Pour la plus jeune des deux, il était temps encore… pour l’autre, hélas ! ce furent peines perdues.


III


Les nègres ont la divination de ces crimes. Ceux de M. de Lorgerins n’avaient pas douté de la cause, inconnue à tous, du mal dont ils voyaient les rapides progrès ; mais, selon l’instinctive alliance, la muette convention qui existe entre tous les esclaves, ceux-ci ne dénoncèrent pas le coupable, qu’ils connaissaient peut-être bien à ne pas se tromper. Ils ne révélèrent même pas le nom de la maladie ; ils se contentèrent, comme cela s’est manifesté dans toutes les occasions analogues, de déployer une active surveillance pour arrêter le mal.

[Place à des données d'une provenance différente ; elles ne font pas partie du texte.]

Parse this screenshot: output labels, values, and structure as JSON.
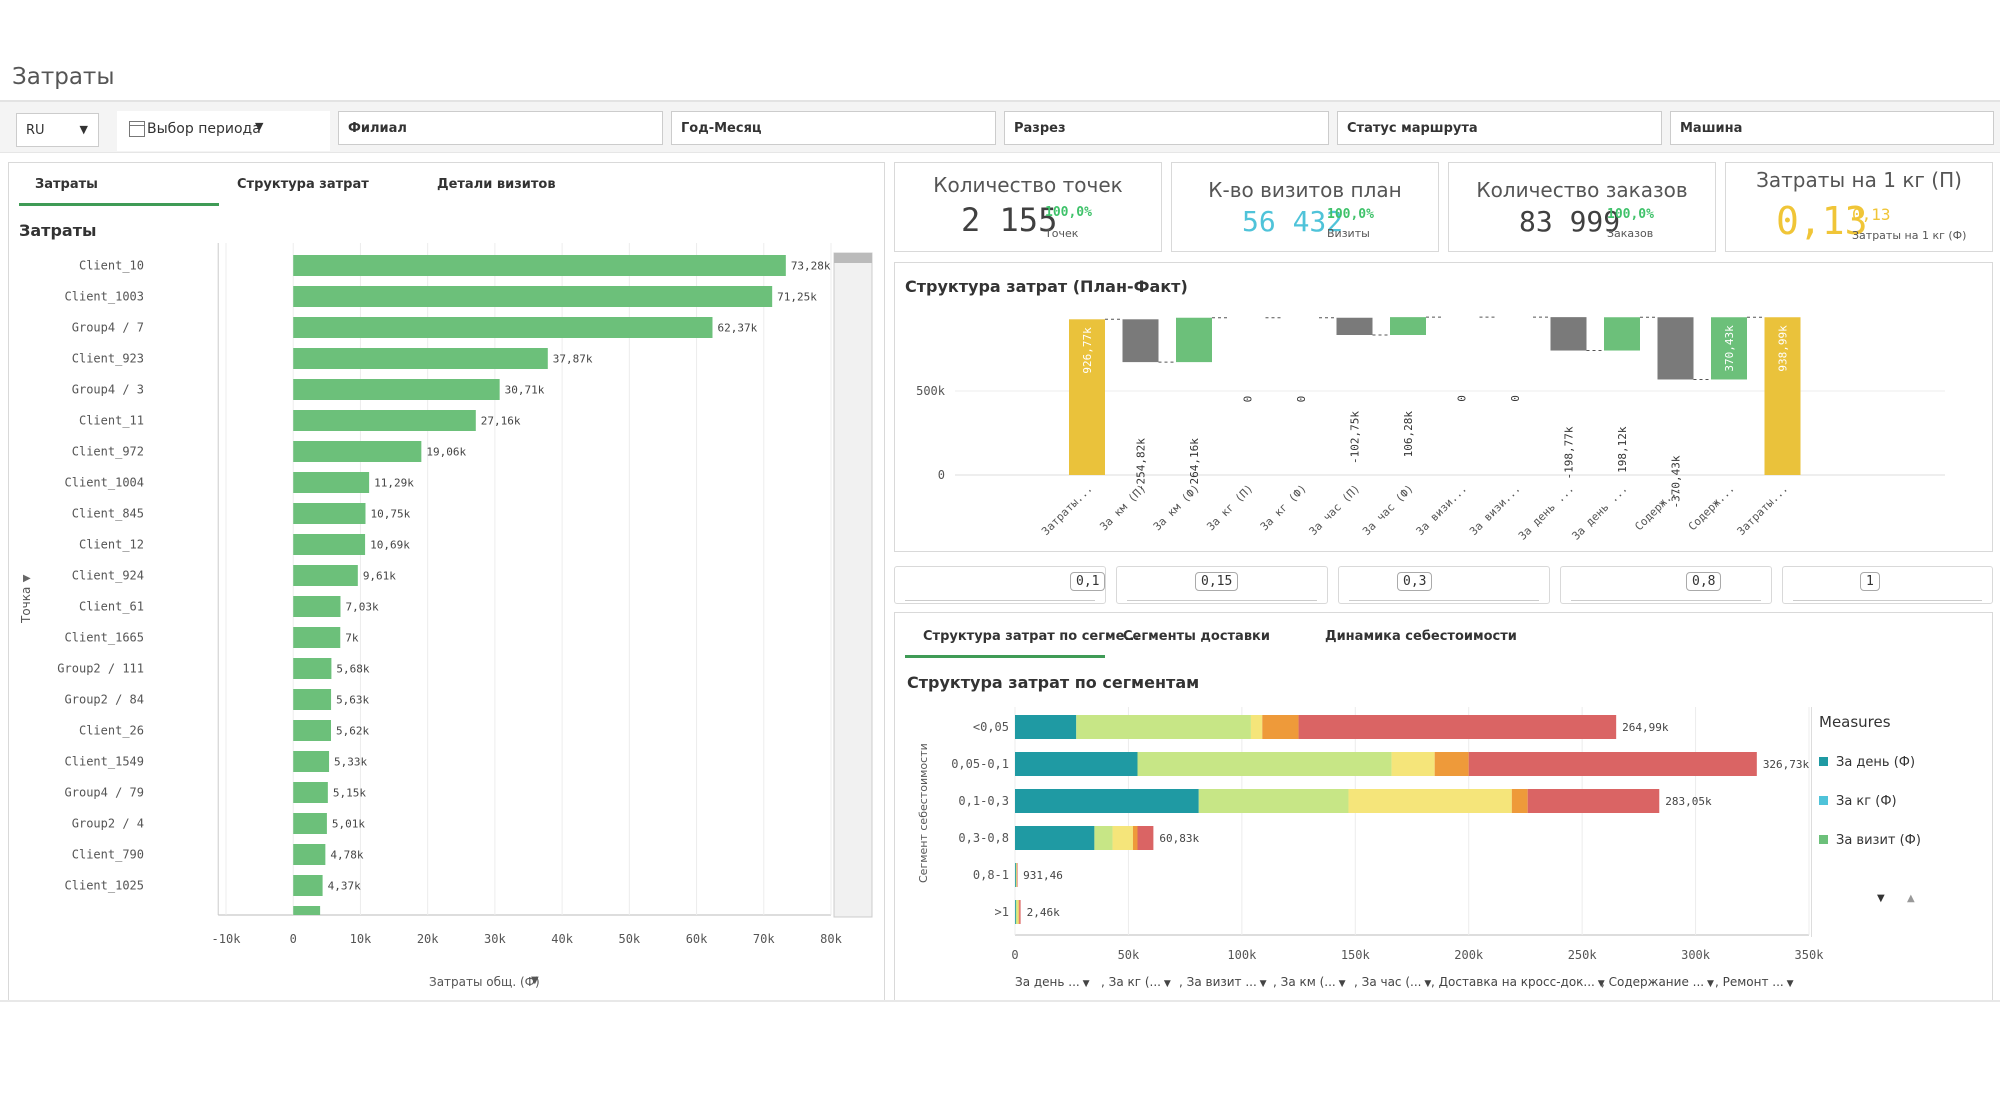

Ce dévouement, quelquefois ignoré, des nègres autour d’un maître que la conspiration du poison cherche à atteindre, est fréquent dans les pays à esclaves. Pour peu qu’ils aient vent de quelque machination de ce genre, ils montent littéralement la garde autour de la victime, évitant avec un soin tout filial qu’elle ne boive ou ne mange que ce qu’ils lui offrent de leurs propres mains. Ils ont pour réussir une infinité de subterfuges et de ruses.

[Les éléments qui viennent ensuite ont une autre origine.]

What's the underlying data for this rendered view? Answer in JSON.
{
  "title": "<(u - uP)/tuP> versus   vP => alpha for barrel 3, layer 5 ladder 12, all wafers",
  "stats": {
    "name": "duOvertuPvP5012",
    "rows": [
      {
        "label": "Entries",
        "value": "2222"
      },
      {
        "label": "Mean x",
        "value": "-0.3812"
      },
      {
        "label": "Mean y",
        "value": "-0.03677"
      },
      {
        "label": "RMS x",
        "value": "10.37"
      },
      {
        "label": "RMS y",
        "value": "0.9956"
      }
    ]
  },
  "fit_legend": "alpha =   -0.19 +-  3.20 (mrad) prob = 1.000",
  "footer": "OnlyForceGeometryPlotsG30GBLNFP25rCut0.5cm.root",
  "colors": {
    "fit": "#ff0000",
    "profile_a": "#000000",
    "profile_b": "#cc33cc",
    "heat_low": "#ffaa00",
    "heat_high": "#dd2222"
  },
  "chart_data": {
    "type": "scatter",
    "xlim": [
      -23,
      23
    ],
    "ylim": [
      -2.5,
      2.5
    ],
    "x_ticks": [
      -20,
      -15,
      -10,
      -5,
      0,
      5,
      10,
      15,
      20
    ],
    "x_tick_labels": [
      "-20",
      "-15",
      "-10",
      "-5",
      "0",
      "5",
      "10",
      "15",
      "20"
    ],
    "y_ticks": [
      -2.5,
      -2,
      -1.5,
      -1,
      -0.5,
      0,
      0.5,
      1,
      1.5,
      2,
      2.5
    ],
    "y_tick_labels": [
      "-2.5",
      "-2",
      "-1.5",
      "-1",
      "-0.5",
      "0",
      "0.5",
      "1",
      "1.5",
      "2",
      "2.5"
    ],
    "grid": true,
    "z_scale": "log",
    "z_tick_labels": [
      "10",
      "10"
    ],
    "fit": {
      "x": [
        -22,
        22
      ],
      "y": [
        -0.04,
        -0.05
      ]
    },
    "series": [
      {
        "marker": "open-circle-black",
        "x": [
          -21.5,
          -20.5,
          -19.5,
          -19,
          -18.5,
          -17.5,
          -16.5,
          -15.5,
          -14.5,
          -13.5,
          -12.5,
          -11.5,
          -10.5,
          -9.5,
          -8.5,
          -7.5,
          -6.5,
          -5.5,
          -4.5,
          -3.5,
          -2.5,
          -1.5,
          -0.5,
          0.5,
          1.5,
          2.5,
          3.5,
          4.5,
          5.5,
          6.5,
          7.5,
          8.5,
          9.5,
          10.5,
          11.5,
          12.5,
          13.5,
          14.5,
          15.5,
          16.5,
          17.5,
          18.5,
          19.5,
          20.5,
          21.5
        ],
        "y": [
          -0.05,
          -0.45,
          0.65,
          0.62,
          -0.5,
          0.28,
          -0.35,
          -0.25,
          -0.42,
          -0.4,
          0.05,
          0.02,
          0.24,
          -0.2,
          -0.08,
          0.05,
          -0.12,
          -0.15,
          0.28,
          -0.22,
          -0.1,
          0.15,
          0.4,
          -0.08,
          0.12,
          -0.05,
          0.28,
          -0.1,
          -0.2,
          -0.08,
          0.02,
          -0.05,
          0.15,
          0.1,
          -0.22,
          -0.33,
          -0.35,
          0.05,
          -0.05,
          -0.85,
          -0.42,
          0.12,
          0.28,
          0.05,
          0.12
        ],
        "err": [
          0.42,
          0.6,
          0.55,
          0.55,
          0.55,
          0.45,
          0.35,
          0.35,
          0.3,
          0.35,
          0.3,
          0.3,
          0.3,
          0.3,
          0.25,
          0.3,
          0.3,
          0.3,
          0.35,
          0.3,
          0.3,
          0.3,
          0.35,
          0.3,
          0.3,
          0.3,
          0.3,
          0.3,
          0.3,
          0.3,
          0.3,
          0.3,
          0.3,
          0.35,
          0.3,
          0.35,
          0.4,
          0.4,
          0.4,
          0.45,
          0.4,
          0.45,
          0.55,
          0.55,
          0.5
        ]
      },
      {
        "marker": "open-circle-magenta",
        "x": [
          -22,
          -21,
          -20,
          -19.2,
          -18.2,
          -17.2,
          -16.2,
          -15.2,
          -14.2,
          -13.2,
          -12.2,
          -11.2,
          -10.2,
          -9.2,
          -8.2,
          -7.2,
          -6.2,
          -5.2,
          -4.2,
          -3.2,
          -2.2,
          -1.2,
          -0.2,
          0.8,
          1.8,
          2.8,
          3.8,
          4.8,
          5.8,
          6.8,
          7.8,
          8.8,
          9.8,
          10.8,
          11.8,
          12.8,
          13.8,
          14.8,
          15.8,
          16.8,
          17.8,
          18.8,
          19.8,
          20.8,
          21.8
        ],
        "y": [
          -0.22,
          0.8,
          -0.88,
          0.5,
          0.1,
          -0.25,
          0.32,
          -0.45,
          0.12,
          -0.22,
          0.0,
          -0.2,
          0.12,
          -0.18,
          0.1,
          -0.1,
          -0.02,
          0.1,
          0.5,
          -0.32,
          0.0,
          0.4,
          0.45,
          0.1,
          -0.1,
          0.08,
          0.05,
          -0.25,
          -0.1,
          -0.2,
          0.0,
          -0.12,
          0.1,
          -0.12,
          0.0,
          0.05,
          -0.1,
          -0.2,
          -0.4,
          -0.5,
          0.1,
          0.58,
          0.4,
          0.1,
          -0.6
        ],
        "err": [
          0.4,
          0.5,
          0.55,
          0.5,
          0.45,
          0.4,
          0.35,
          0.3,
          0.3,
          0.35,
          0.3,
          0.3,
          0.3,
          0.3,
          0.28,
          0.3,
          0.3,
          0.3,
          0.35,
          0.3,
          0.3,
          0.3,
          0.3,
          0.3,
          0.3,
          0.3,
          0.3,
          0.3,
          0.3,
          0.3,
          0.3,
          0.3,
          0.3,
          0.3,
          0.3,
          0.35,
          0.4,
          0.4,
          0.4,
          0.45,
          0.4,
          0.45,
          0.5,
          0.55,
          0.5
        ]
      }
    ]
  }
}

Si les domestiques de la maison sont d’accord avec les auteurs du crime sur le sort de la victime, ils deviennent complices par le laisser faire ; mais ils enveloppent dans cette même surveillance active, et impossible à prendre en défaut, les autres membres de la famille qu’ils ont résolu d’épargner.

Cette sûreté d’œil et de main, que déploient les nègres dans ces épouvantables occasions, est la cause du silence qu’ils gardent sur le crime. S’il s’accomplit, c’est que tout le monde est complice ; mais il suffit quelquefois d’une volonté énergique pour qu’il échoue.

Ce même dévouement se rencontre dans les grandes occasions de révolte à main armée des nuits de Noël, dont le but a toujours été le massacre des blancs. — La nuit de Noël est une date cabalistique pour les nègres. Une sorcière leur avait prédit, dans des temps bien reculés, que c’est ce jour-là qu’ils conquerraient leur liberté.

Presque tous ces complots formidables ont échoué devant l’affection de quelque esclave qui avait un maître à sauver, à épargner, et qui le venait prévenir en secret.

Là il n’y a pas, comme dans les cas d’empoisonnement, de précautions à prendre et de surveillance possible à exercer ; les coups sont directs, instantanés ; on ne peut les parer qu’en les dénonçant à l’avance. L’esclave fidèle n’hésite pas, alors, à le faire.

Ces dévouements isolés des esclaves, flottant au-dessus de la haine impitoyable que la race noire a vouée à la race blanche, est la sauvegarde de celle-ci. La lutte en nombre, en ruses, en moyens puissants et cachés de destruction, était impossible.

Il fallait un contre-poids à cette force brutale. Il est dans l’affection partielle de certains nègres pour leurs maîtres.



  1. Le doublon est une pièce d’or qui vaut 86 fr. 40 c.